Over the course of five years, MYSAP will support the sustainable development of aquaculture in Myanmar, with 22.25 million EUR (36.70 billion MMK) in funding from the European Union and the German government. The programme aims to help improving nutrition standards and food security, and to create livelihoods.
“Cyclone Nargis in 2008 and a lack of preservation of fishery resources in Myanmar have led to a decline in aquaculture production. Therefore, the Department of Fisheries is taking action”, said U Khin Maung Maw, Director General of the Department of Fisheries.
"MYSAP will benefit children, nutrition, and many other Sustainable Development Goals, jobs, investments, trade, the environment and government capacity," said Kristian Schmidt, Ambassador of the European Union to Myanmar emphasising how MYSAP will contribute to realising multiple development goals.
On occasion of the official launch, MYSAP initiated the consultation and drafting process of the National Aquaculture Development Plan (NADP), a document setting out objectives with programmes, activities, resources and a schedule to achieve them. “Neighbouring countries, Thailand, Bangladesh, Vietnam and Indonesia, are working with national aquaculture development plans and they are marking high fish production and exports. We understand that there is a strong need for a proper aquaculture development plan in Myanmar," said Director General U Khin Maung Maw.

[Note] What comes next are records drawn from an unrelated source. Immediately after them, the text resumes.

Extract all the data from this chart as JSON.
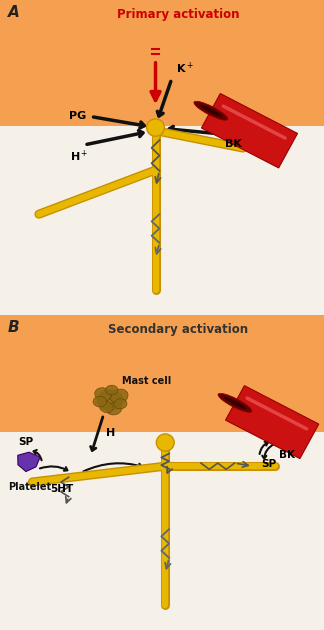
{
  "panel_A_title": "Primary activation",
  "panel_B_title": "Secondary activation",
  "label_A": "A",
  "label_B": "B",
  "bg_color": "#f5f0e8",
  "skin_color_light": "#f5a050",
  "skin_color_dark": "#e07030",
  "nerve_color": "#e8b800",
  "nerve_dark": "#c89000",
  "blood_vessel_color": "#cc1111",
  "blood_vessel_dark": "#990000",
  "mast_cell_color": "#8B6914",
  "platelet_color": "#6633aa",
  "arrow_color": "#111111",
  "red_arrow_color": "#cc0000",
  "label_color_A": "#cc0000",
  "label_color_B": "#333333"
}
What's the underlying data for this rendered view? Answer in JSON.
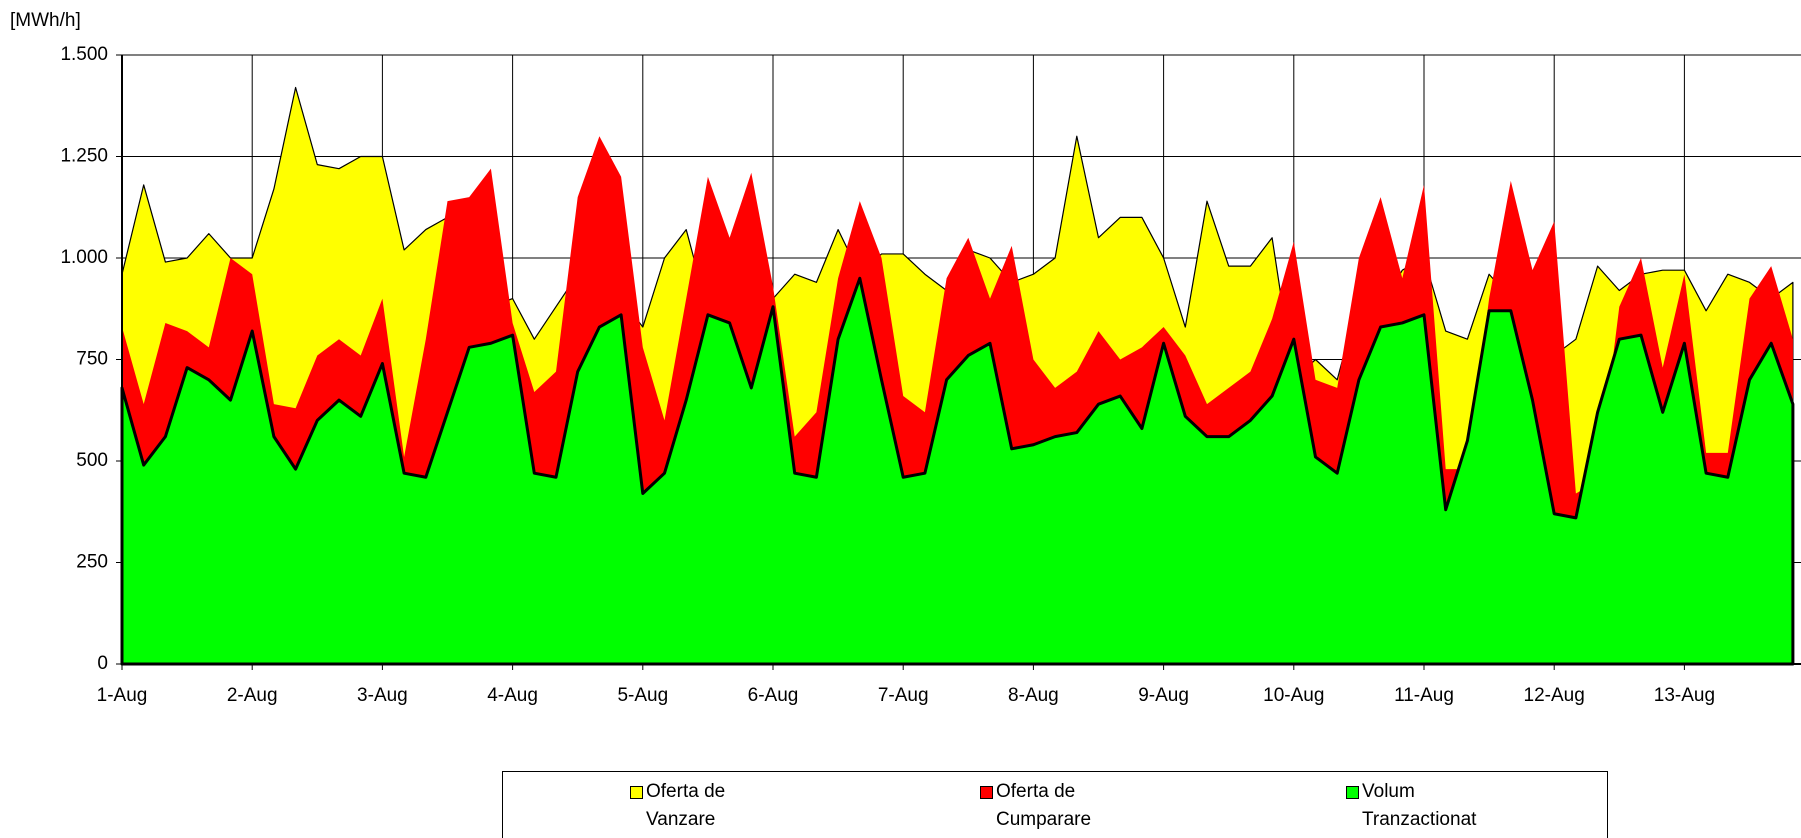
{
  "chart_data": {
    "type": "area",
    "y_label": "[MWh/h]",
    "categories": [
      "1-Aug",
      null,
      null,
      null,
      null,
      null,
      "2-Aug",
      null,
      null,
      null,
      null,
      null,
      "3-Aug",
      null,
      null,
      null,
      null,
      null,
      "4-Aug",
      null,
      null,
      null,
      null,
      null,
      "5-Aug",
      null,
      null,
      null,
      null,
      null,
      "6-Aug",
      null,
      null,
      null,
      null,
      null,
      "7-Aug",
      null,
      null,
      null,
      null,
      null,
      "8-Aug",
      null,
      null,
      null,
      null,
      null,
      "9-Aug",
      null,
      null,
      null,
      null,
      null,
      "10-Aug",
      null,
      null,
      null,
      null,
      null,
      "11-Aug",
      null,
      null,
      null,
      null,
      null,
      "12-Aug",
      null,
      null,
      null,
      null,
      null,
      "13-Aug",
      null,
      null,
      null,
      null,
      null
    ],
    "series": [
      {
        "name": "Oferta de Vanzare",
        "color": "#ffff00",
        "values": [
          960,
          1180,
          990,
          1000,
          1060,
          1000,
          1000,
          1170,
          1420,
          1230,
          1220,
          1250,
          1250,
          1020,
          1070,
          1100,
          860,
          880,
          900,
          800,
          880,
          960,
          940,
          900,
          830,
          1000,
          1070,
          870,
          900,
          940,
          900,
          960,
          940,
          1070,
          960,
          1010,
          1010,
          960,
          920,
          1020,
          1000,
          940,
          960,
          1000,
          1300,
          1050,
          1100,
          1100,
          1000,
          830,
          1140,
          980,
          980,
          1050,
          700,
          750,
          700,
          900,
          880,
          970,
          1000,
          820,
          800,
          960,
          900,
          940,
          760,
          800,
          980,
          920,
          960,
          970,
          970,
          870,
          960,
          940,
          900,
          940
        ]
      },
      {
        "name": "Oferta de Cumparare",
        "color": "#ff0000",
        "values": [
          830,
          640,
          840,
          820,
          780,
          1000,
          960,
          640,
          630,
          760,
          800,
          760,
          900,
          510,
          800,
          1140,
          1150,
          1220,
          840,
          670,
          720,
          1150,
          1300,
          1200,
          780,
          600,
          900,
          1200,
          1050,
          1210,
          930,
          560,
          620,
          950,
          1140,
          1000,
          660,
          620,
          950,
          1050,
          900,
          1030,
          750,
          680,
          720,
          820,
          750,
          780,
          830,
          760,
          640,
          680,
          720,
          850,
          1040,
          700,
          680,
          1000,
          1150,
          950,
          1180,
          480,
          480,
          900,
          1190,
          970,
          1090,
          420,
          450,
          880,
          1000,
          730,
          960,
          520,
          520,
          900,
          980,
          800
        ]
      },
      {
        "name": "Volum Tranzactionat",
        "color": "#00ff00",
        "values": [
          680,
          490,
          560,
          730,
          700,
          650,
          820,
          560,
          480,
          600,
          650,
          610,
          740,
          470,
          460,
          620,
          780,
          790,
          810,
          470,
          460,
          720,
          830,
          860,
          420,
          470,
          650,
          860,
          840,
          680,
          880,
          470,
          460,
          800,
          950,
          700,
          460,
          470,
          700,
          760,
          790,
          530,
          540,
          560,
          570,
          640,
          660,
          580,
          790,
          610,
          560,
          560,
          600,
          660,
          800,
          510,
          470,
          700,
          830,
          840,
          860,
          380,
          550,
          870,
          870,
          650,
          370,
          360,
          620,
          800,
          810,
          620,
          790,
          470,
          460,
          700,
          790,
          640
        ]
      }
    ],
    "ylim": [
      0,
      1500
    ],
    "yticks": [
      0,
      250,
      500,
      750,
      {
        "value": 1000,
        "label": "1.000"
      },
      {
        "value": 1250,
        "label": "1.250"
      },
      {
        "value": 1500,
        "label": "1.500"
      }
    ],
    "grid": true
  }
}
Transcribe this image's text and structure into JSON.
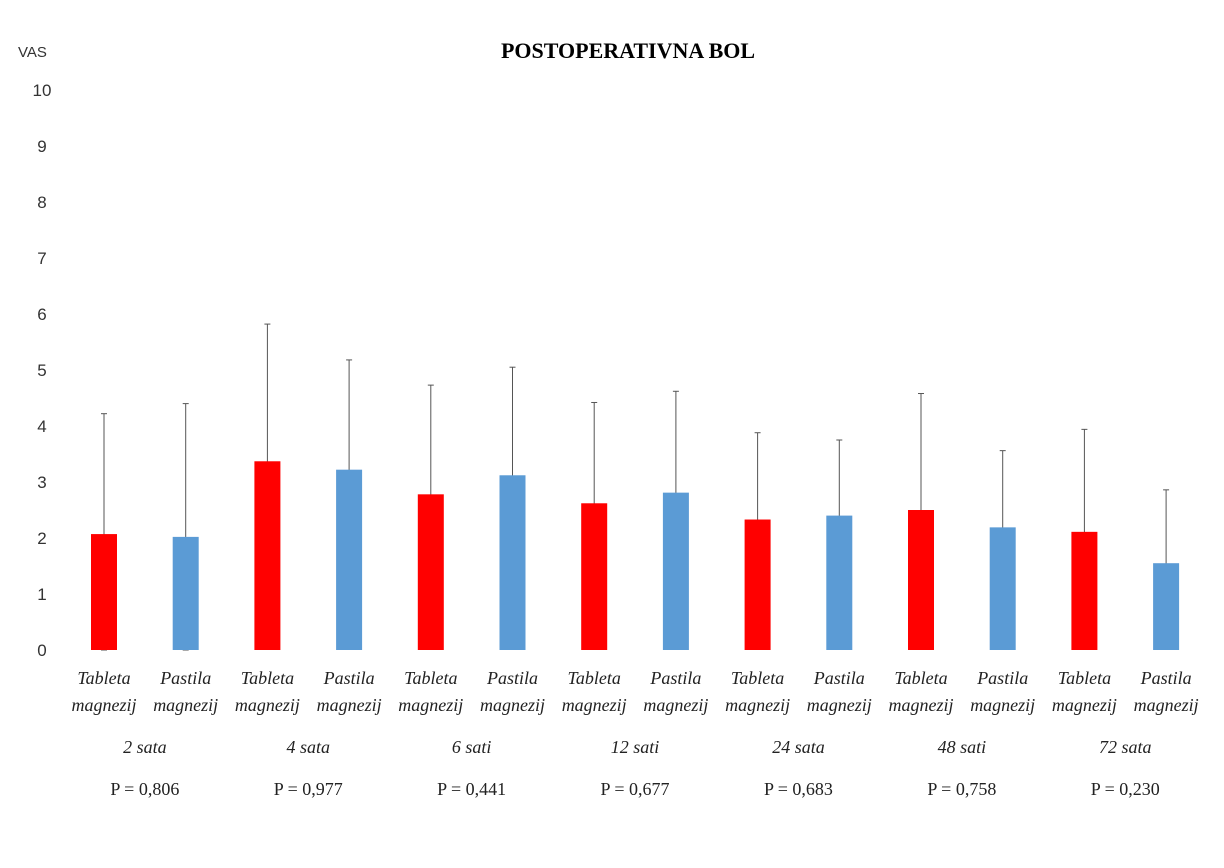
{
  "chart_data": {
    "type": "bar",
    "title": "POSTOPERATIVNA BOL",
    "ylabel": "VAS",
    "ylim": [
      0,
      10
    ],
    "yticks": [
      0,
      1,
      2,
      3,
      4,
      5,
      6,
      7,
      8,
      9,
      10
    ],
    "grid": false,
    "error_bars": true,
    "groups": [
      {
        "time": "2 sata",
        "p": "P = 0,806"
      },
      {
        "time": "4 sata",
        "p": "P = 0,977"
      },
      {
        "time": "6 sati",
        "p": "P = 0,441"
      },
      {
        "time": "12 sati",
        "p": "P = 0,677"
      },
      {
        "time": "24 sata",
        "p": "P = 0,683"
      },
      {
        "time": "48 sati",
        "p": "P = 0,758"
      },
      {
        "time": "72 sata",
        "p": "P = 0,230"
      }
    ],
    "series": [
      {
        "label_line1": "Tableta",
        "label_line2": "magnezij",
        "color": "#ff0000",
        "values": [
          2.07,
          3.37,
          2.78,
          2.62,
          2.33,
          2.5,
          2.11
        ],
        "error": [
          2.15,
          2.45,
          1.95,
          1.8,
          1.55,
          2.08,
          1.83
        ]
      },
      {
        "label_line1": "Pastila",
        "label_line2": "magnezij",
        "color": "#5b9bd5",
        "values": [
          2.02,
          3.22,
          3.12,
          2.81,
          2.4,
          2.19,
          1.55
        ],
        "error": [
          2.38,
          1.96,
          1.93,
          1.81,
          1.35,
          1.37,
          1.31
        ]
      }
    ]
  }
}
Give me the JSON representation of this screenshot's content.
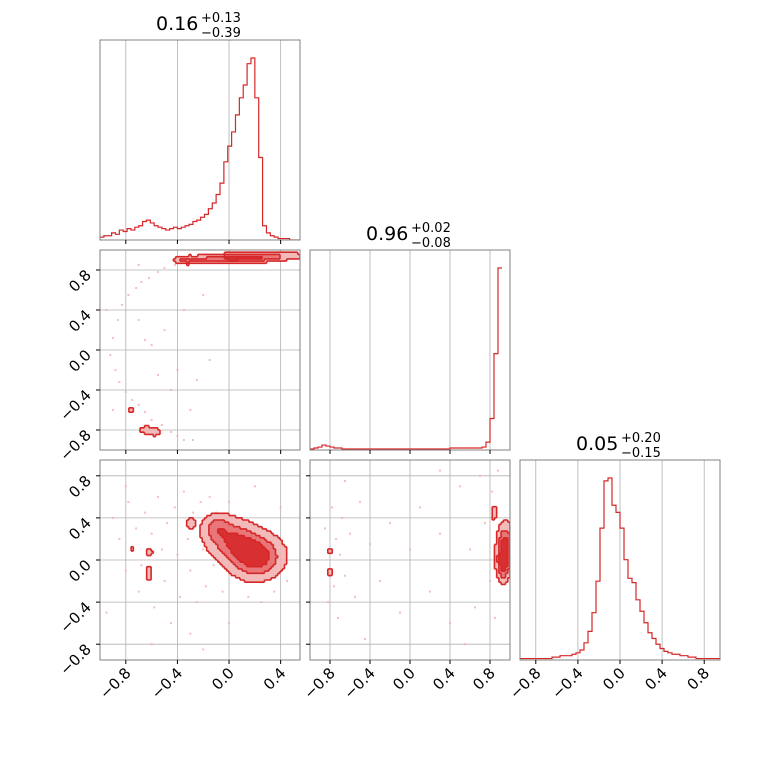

“Therefore, the Department of Fisheries is facilitating the consultation process to draft an NADP that is in line with the 12-point national economic policy announced in 2016. Our goals are food security, increased export and the expansion of rural employment opportunities, granting fish farmers better access to credit, increasing private investment and competition in the fish sector”, the Director General explained, illustrating the connection of aquaculture to other policy areas.
The first NADP dialogue took place among government agencies and stakeholders from civil society and the private sector. They all provided their inputs on how to improve aquaculture value chains and environmental sustainability, policy, governance and institutional support, post-harvest management and human nutrition, as well as education, social inclusiveness and gender equality.